I then called the other pharmacy and they also told me it wasn't covered by insurance, and I told them I wanted it anyway and they said they'd get it.

Then I went to the grocery and stopped by the pharmacy that had refused the prescription and asked them why since they'd previously said they could get it. They said they did have the prescription, they had only told the doctor's office my insurance wouldn't cover it. When told I'd pay, they said they'd order it.

I generally run all my errands once a week, so I went home to wait, confident I'd have a Libre in a few days.

I then called my grocery pharmacy a few days before I expected to go in to verify they'd got the Libre in. They hadn't! They said their distributor couldn't get it, but they had a new distributor starting in a few days.

Luckily, I had the second pharmacy as backup. I went and they had it in! I excitedly handed over way more cash than I wanted to.

I brought my new toy home

contents of reader box: reader, USB cord, USB charger, and both English and Spanish versions of the quick start guide, quick reference guide, and manual
contents of reader box: reader, USB cord, USB charger, and both English and Spanish versions of the quick start guide, quick reference guide, and manual from Jackie Patti

I came home with two boxes, bright yellow to let you know they were Freestyle products.
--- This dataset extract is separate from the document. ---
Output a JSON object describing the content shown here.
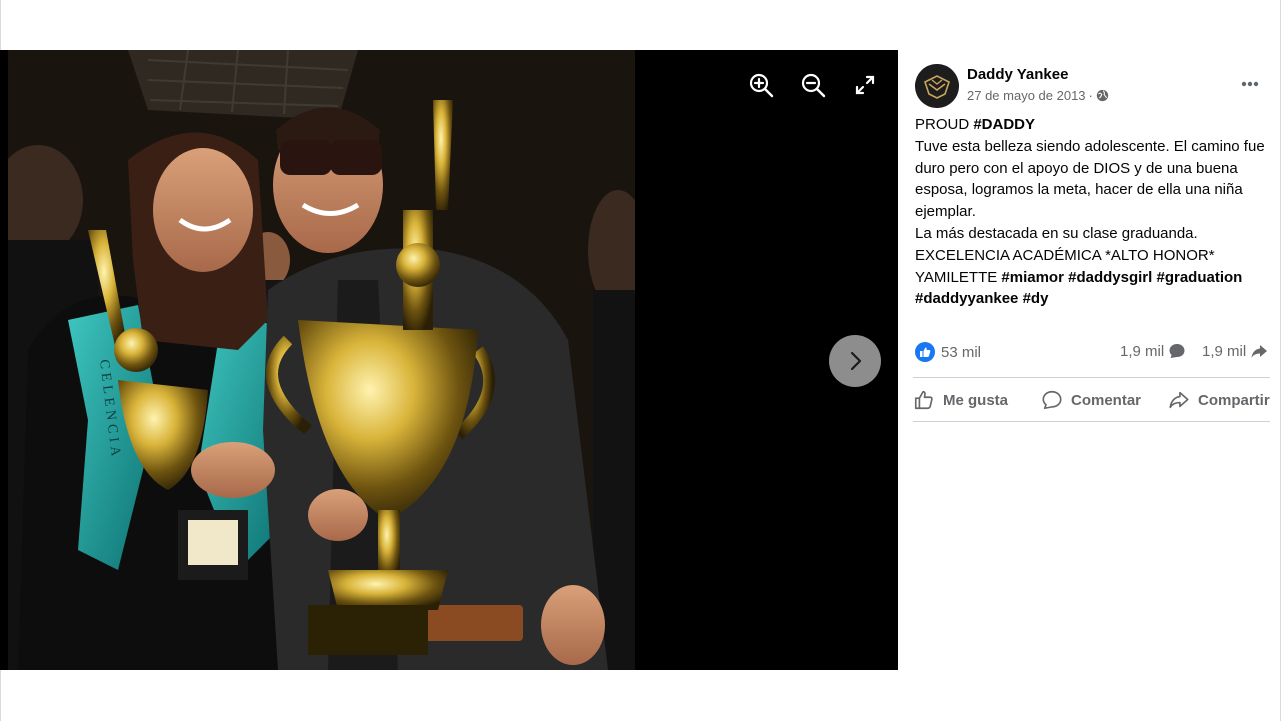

In the first box, we had the reader itself, an inexplicably yellow USB cord, a USB charger, and a bunch of little books.

perplexing credit card thing that claims it is a tutorial
perplexing credit card thing that claims it is a tutorial from Jackie Patti

Then for some strange reason, there was this thing that looked like a credit card...

insert in USB drive?  HOW?
insert in USB drive? HOW? from Jackie Patti

If you turned the perplexing thing over, it claimed it could be inserted in your computer's USB drive. I didn't see how! Jeez, another new technology to make me feel old.

I asked a 19-year-old had she ever seen anything like this, assuming she'd just recognize it and show me how stupid I was being.

Nope! She didn't figure it out either.

Ohhh!!  NOW I get it!
Ohhh!! NOW I get it! from Jackie Patti

Eventually, my husband came home and figured it out.

It snaps open!

Turns out, it does fit in a USB drive. And it runs on a Windows 10 PC just fine. I've no idea about Apple or Linux or such though.

The contents of the tutorial are the same as one of the little printed books they gave you, so whether it ran or not wasn't really critical. The only addition was that it had videos on various pages to demonstrate things.

However, it occured to me that I wanted videos to explain things. If I screw up a strip when testing with a bG meter, I wind up wasting 50 cents, whereas with this doohickey, I'd be out 50 bucks!

I watched all the videos! And then put everything aside so I could actually insert the thing when I had someone around to photograph the process.

The second box contained the sensor, which consists of the sensor applicator and the sensor pack.